Rapid generation (Hunyuan3D-2mini)
- Use the command:
pipeline = Hunyuan3DDiTFlowMatchingPipeline.from_pretrained('tencent/Hunyuan3D-2mini', subfolder='hunyuan3d-dit-v2-mini')
mesh = pipeline(image=Image.open('assets/demo.png'))[0]
mesh.export('mini_model.glb')
- Fast and suitable for low configuration devices.
caveat
- Ensure that the GPU driver is compatible with the CUDA version to avoid runtime errors.
- align
num_inference_steps
Parameters can be optimized for generation quality. - If you have problems, ask for help at GitHub Issues or Discord (https://discord.gg/dNBrdrGGMa).
application scenario
- game development
Developers can use it to quickly generate in-game character or prop models, reducing manual modeling time. - digital art
Artists generate 3D artwork from text or images for creative or NFT production. - product design
Designers upload product images to generate 3D models for displaying or testing prototypes. - Educational research
Students and researchers use it to explore techniques for AI-generated 3D and to validate diffusion models.
QA
- What are the minimum hardware requirements?
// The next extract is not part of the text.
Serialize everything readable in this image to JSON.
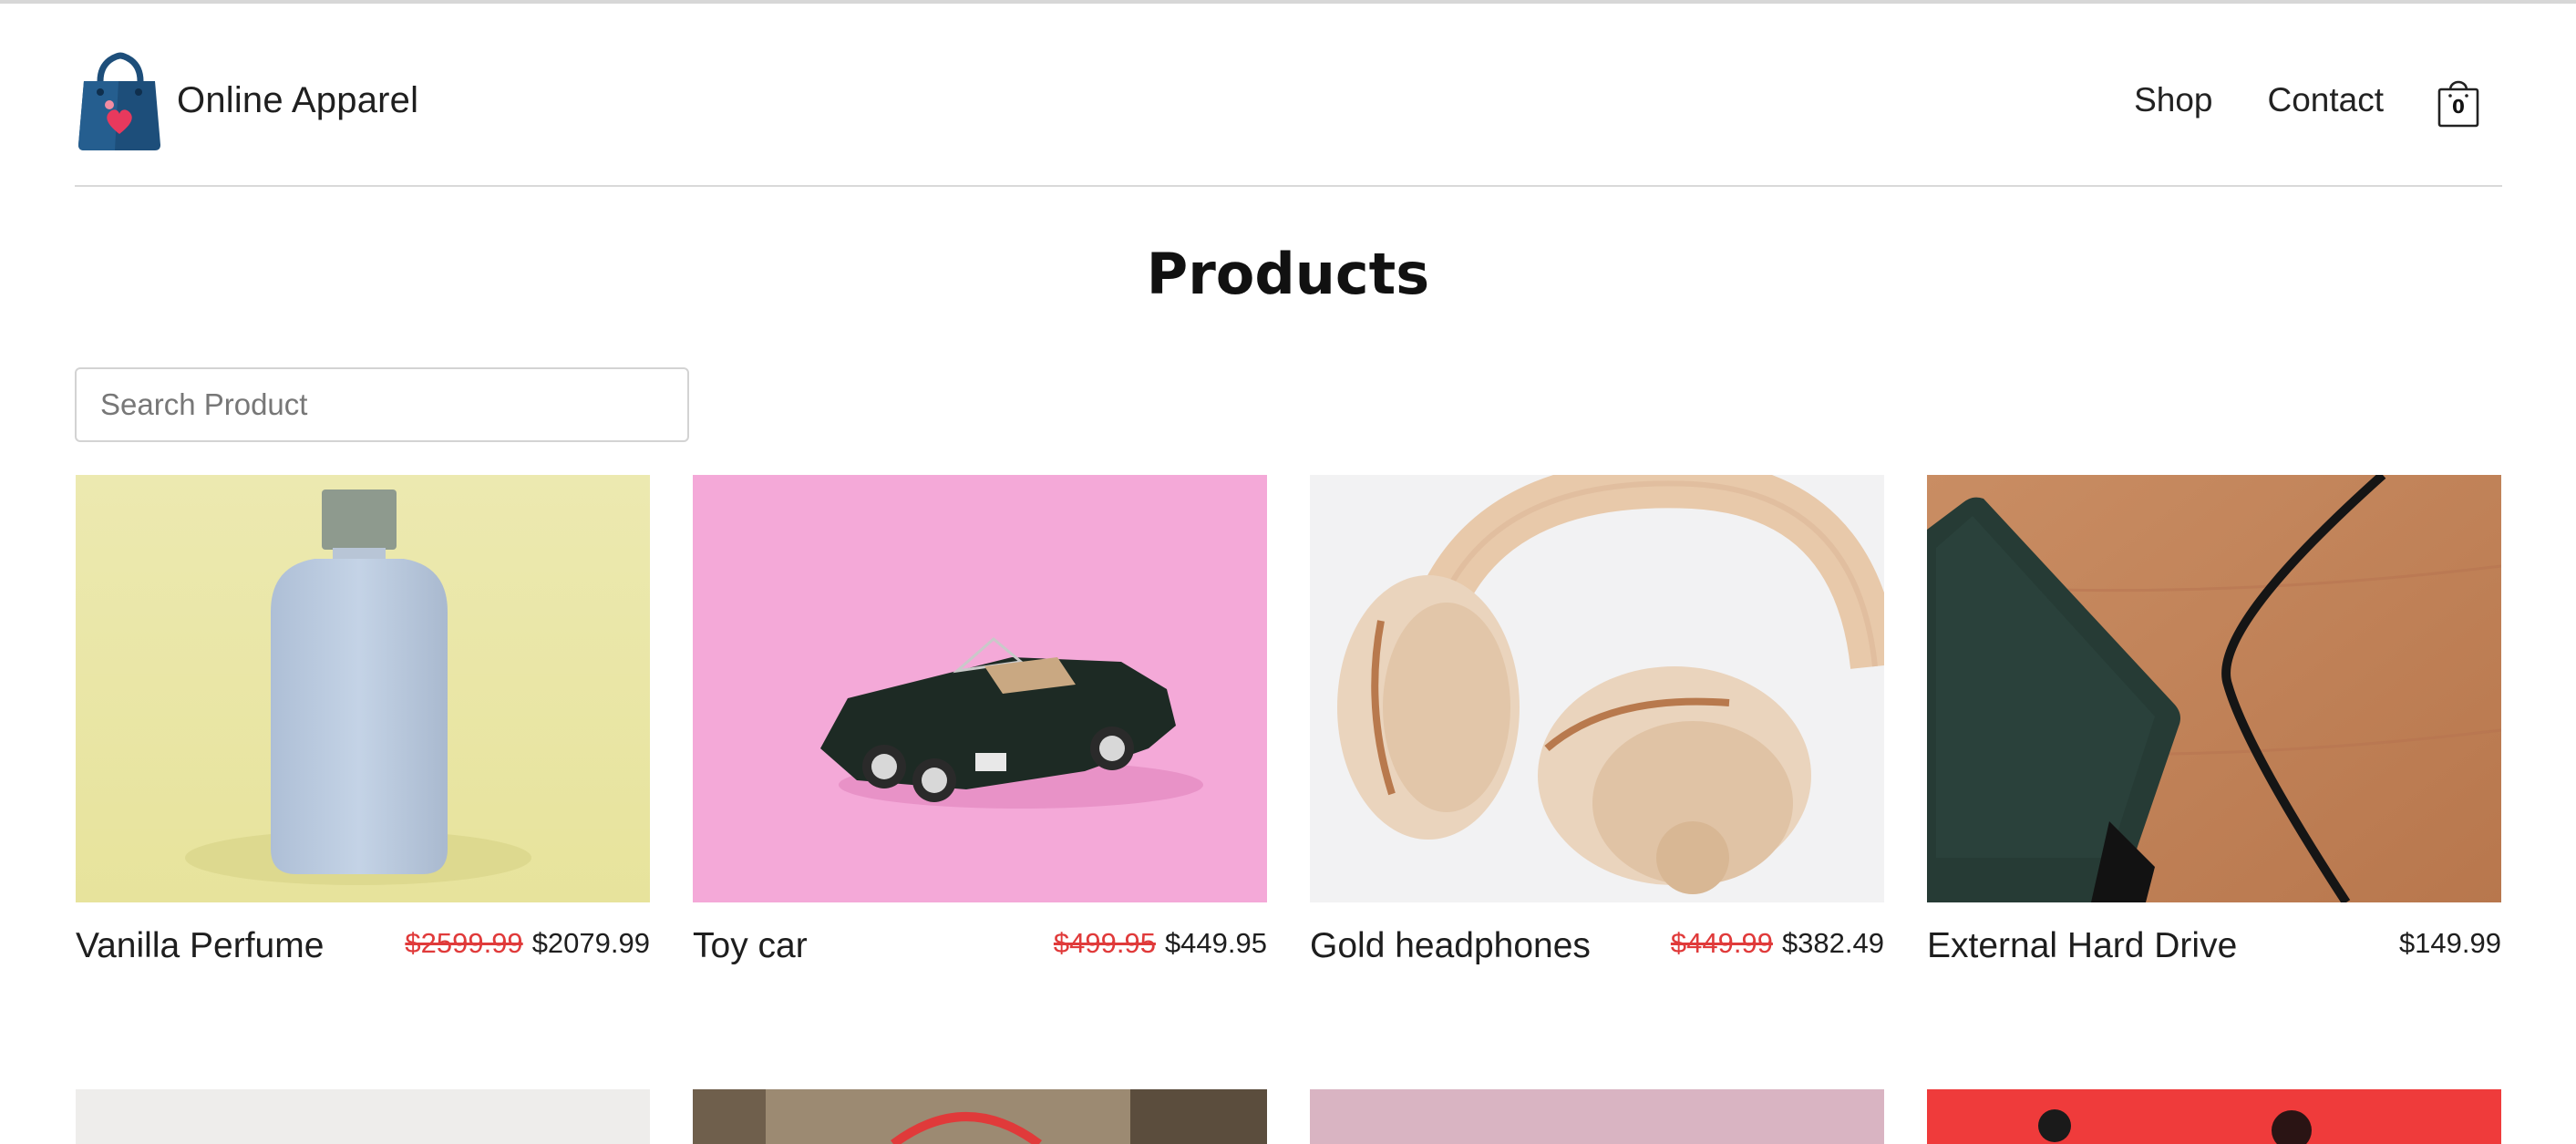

The Mini version requires 6GB of video memory and the Standard version requires 12GB with a recommended NVIDIA GPU. - Is it commercially available?
The open source version is for non-commercial use only. For commercial use, please contact for authorization. - How long does it take to generate a model?
About 30 seconds for the fast version and 1-2 minutes for the standard version, depending on hardware and settings.